Soundaware D300Ref SD transport ⇒ I²S/HDMI ⇒ Denafrips discrete R2R Terminator DAC ⇐ Furutech NCF-enhanced passive power delivery.

For the full Hakuna Matata across music's kingly lion share, the midrange expressed the very same balance. Knowing of Nagra's historic valve use, one might predict that they'd err on the voluptuous heavy side like an Avelines Noir chocolate from Versoix's Favager on Lake Geneva. That's just not what I heard. With an outsized tweeter aka small AlNiCo widebander plus upfiring Raal ribbon on hand, I was keenly aware just how finessed the Exicon lateral Mosfets present in the treble. That openness and follow-to-the-ends ability injected harmonic light and transient speed into the vocal range. It quickened any cocoa-butter DNA one might have suspected. Needless to say, one would never mistake this midrange for that of a high-feedback switching amp. It's moister and darker.

Just so, my allegiances to 'need for speed' found no fault. These days I really couldn't say so for the vast majority of valve gear, David Berning and his LTA licencees excepted.

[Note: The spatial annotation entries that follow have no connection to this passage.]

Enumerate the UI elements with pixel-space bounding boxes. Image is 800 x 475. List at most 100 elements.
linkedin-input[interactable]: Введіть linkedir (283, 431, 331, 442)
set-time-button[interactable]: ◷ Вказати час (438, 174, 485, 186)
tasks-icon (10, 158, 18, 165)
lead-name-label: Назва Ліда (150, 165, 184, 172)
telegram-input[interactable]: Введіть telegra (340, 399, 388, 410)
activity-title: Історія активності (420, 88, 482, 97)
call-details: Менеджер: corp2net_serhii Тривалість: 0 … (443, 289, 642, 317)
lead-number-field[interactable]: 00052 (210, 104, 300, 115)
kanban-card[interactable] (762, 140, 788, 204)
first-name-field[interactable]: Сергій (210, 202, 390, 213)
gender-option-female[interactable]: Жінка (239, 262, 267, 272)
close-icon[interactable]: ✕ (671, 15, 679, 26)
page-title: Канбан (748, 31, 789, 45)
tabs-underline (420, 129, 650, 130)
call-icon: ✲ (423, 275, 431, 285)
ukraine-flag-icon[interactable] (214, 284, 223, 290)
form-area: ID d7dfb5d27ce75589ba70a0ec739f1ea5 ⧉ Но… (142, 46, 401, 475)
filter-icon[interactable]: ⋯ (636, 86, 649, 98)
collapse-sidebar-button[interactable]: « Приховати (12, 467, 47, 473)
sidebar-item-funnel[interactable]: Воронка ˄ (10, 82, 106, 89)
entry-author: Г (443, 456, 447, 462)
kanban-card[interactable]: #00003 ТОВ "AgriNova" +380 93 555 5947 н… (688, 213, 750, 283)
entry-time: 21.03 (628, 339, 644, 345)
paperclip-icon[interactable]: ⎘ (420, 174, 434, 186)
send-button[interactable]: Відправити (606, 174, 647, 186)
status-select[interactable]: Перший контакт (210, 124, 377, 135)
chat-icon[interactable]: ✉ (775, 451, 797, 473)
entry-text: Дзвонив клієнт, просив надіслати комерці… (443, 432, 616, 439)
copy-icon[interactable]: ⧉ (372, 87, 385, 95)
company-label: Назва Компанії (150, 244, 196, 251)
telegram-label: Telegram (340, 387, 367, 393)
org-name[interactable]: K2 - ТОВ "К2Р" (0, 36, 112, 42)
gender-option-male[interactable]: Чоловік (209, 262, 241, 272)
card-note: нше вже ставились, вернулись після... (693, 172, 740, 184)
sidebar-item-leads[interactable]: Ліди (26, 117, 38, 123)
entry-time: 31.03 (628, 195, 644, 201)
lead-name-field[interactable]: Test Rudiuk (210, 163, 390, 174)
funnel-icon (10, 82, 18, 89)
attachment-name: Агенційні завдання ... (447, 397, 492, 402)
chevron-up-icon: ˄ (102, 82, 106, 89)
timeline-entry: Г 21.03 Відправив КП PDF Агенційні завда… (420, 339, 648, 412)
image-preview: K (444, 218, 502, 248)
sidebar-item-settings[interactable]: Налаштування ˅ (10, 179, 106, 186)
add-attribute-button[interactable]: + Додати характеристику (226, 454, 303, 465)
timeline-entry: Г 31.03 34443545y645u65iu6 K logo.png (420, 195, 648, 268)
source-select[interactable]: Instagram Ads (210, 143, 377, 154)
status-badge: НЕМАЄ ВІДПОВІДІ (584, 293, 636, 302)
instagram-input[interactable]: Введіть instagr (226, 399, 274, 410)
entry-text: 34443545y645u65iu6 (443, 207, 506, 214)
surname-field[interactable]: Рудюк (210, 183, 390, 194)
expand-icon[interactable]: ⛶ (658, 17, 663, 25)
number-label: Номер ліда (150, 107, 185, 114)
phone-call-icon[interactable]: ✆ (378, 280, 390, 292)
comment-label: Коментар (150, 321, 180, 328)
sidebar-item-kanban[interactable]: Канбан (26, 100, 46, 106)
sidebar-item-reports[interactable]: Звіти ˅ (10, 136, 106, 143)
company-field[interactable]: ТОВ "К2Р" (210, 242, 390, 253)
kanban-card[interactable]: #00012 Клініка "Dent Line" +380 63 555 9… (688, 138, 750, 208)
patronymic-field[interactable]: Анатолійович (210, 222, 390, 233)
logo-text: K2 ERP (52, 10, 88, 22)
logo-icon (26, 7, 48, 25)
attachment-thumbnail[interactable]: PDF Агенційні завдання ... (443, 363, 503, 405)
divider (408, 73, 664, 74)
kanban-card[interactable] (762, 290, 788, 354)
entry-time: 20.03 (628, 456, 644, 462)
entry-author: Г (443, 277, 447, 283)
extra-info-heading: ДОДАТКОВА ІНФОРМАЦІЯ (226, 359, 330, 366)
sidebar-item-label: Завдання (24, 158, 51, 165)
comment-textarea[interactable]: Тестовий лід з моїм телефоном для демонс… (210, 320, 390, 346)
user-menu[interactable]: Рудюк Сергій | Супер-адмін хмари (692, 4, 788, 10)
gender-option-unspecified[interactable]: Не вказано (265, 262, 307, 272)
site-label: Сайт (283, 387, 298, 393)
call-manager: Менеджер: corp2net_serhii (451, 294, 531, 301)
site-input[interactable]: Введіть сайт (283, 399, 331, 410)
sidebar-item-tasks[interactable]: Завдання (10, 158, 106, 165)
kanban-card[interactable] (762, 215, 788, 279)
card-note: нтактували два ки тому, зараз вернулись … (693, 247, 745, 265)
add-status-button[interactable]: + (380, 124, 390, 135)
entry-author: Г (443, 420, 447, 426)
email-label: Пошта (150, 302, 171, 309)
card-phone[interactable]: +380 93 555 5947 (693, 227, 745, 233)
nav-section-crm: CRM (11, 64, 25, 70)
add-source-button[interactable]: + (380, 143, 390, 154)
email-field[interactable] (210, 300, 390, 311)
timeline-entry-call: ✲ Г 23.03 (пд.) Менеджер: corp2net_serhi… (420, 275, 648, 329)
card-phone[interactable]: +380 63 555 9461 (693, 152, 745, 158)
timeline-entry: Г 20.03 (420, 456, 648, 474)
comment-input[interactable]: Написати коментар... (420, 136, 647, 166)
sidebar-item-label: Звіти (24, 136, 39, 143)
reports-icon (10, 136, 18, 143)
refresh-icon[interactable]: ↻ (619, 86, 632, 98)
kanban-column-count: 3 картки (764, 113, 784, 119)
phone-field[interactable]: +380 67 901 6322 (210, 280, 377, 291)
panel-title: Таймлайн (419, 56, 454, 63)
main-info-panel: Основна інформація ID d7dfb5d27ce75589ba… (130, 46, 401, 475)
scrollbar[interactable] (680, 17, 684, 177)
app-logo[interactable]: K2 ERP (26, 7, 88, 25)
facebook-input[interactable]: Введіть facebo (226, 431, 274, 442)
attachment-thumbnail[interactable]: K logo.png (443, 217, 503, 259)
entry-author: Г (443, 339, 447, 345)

I surprised myself to find the Classic INT to so skillfully carve that white center line between density and resolution. The latter ticked off all the demands my tastes and familiarity with über-resolution ribbon headphones make, then added the necessary mass as though as bonus. 'As though' is key. I rather think that Nagra approached this from the other side to then add the strategic sprinkle of spritz as bonus. It's a way of suggesting that no matter from which side of the fence one nears the middle, with the Classic INT one could feel right at home.